We must follow the duties and privacy practices described in this Notice. We will maintain the privacy of your protected health information and to notify affected individuals following a breach of unsecured protected health information. If you have any questions about this Notice, please contact our Care Plus Officer at support@careplussaudiarabia.com
By signing below or electronically agreeing, you confirm the following:
1. You have read and understood the Telehealth Informed Consent Policies, including the information about the telehealth services offered, the use of electronic communications, and the handling of your personal and health information.
2. You explicitly consent to the collection, processing, and transfer of your personal data, including health information, as described in the [link to the Privacy Policy and in accordance with the Saudi Arabian Personal Data Protection Law (PDPL). This includes, but is not limited to:
- The collection and processing of your personal data to provide telehealth services, such as consultations, diagnosis, and treatment recommendations, as described in the Telehealth Informed Consent Policies.
- The use of electronic communications to share and transmit your personal data, including health information, between you and your healthcare provider.
- The sharing of your personal data with third-party service providers, such as health practitioners or diagnostic services, as necessary for the provision of the telehealth services.

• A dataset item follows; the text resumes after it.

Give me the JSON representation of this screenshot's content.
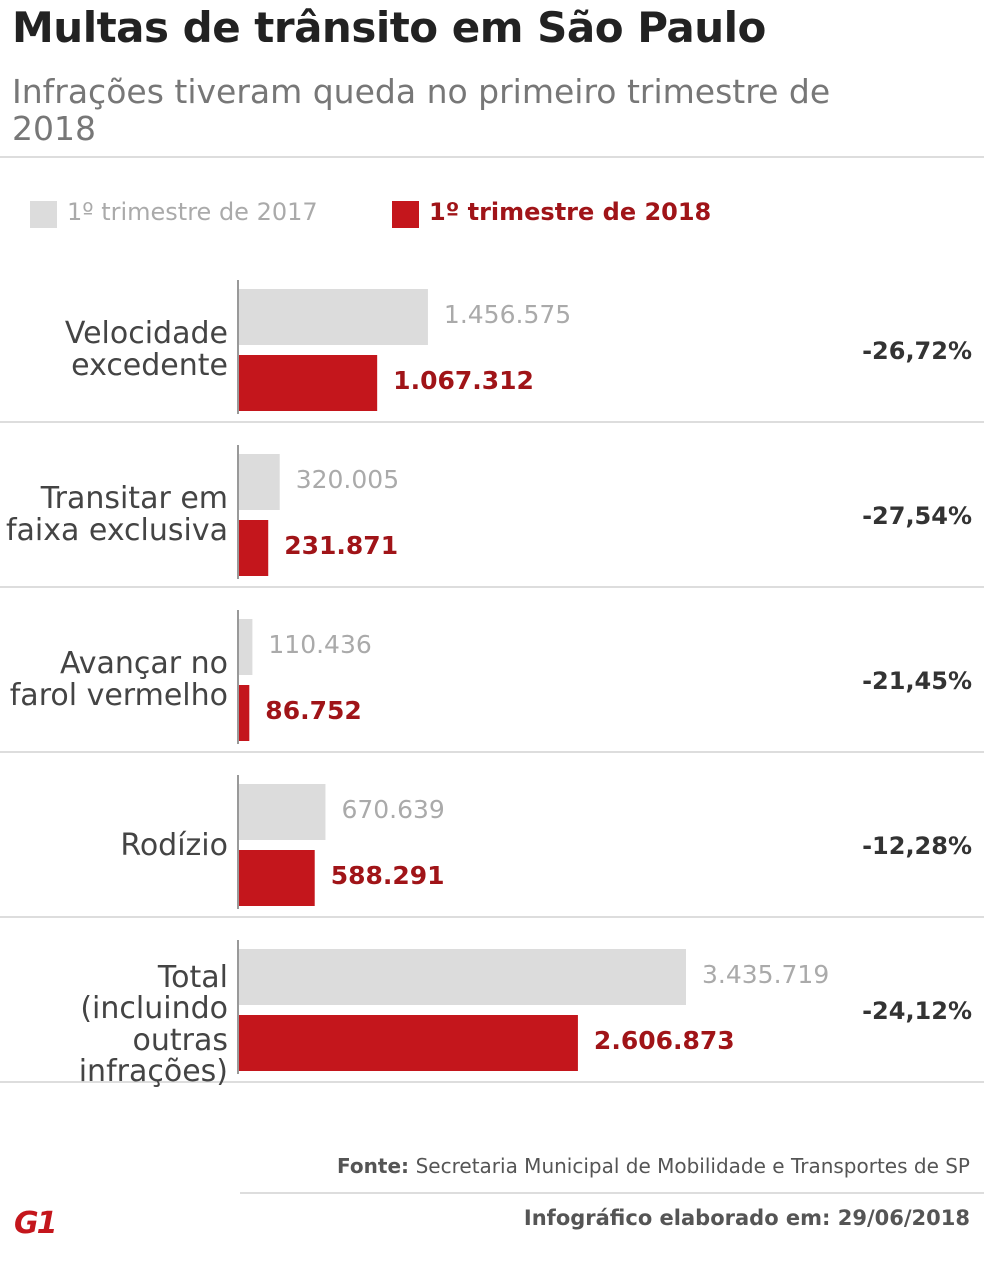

- The transfer of your personal data outside of Saudi Arabia, where necessary, in accordance with the PDPL, to countries that provide an adequate level of protection or with appropriate safeguards in place.
3. You acknowledge that you have been informed of your rights under the PDPL, including your right to access, correct, delete, or restrict the processing of your personal data, as described in our Privacy Policy. These rights include:
- The right to access your personal data held by us.
- The right to correct any inaccurate or incomplete personal data.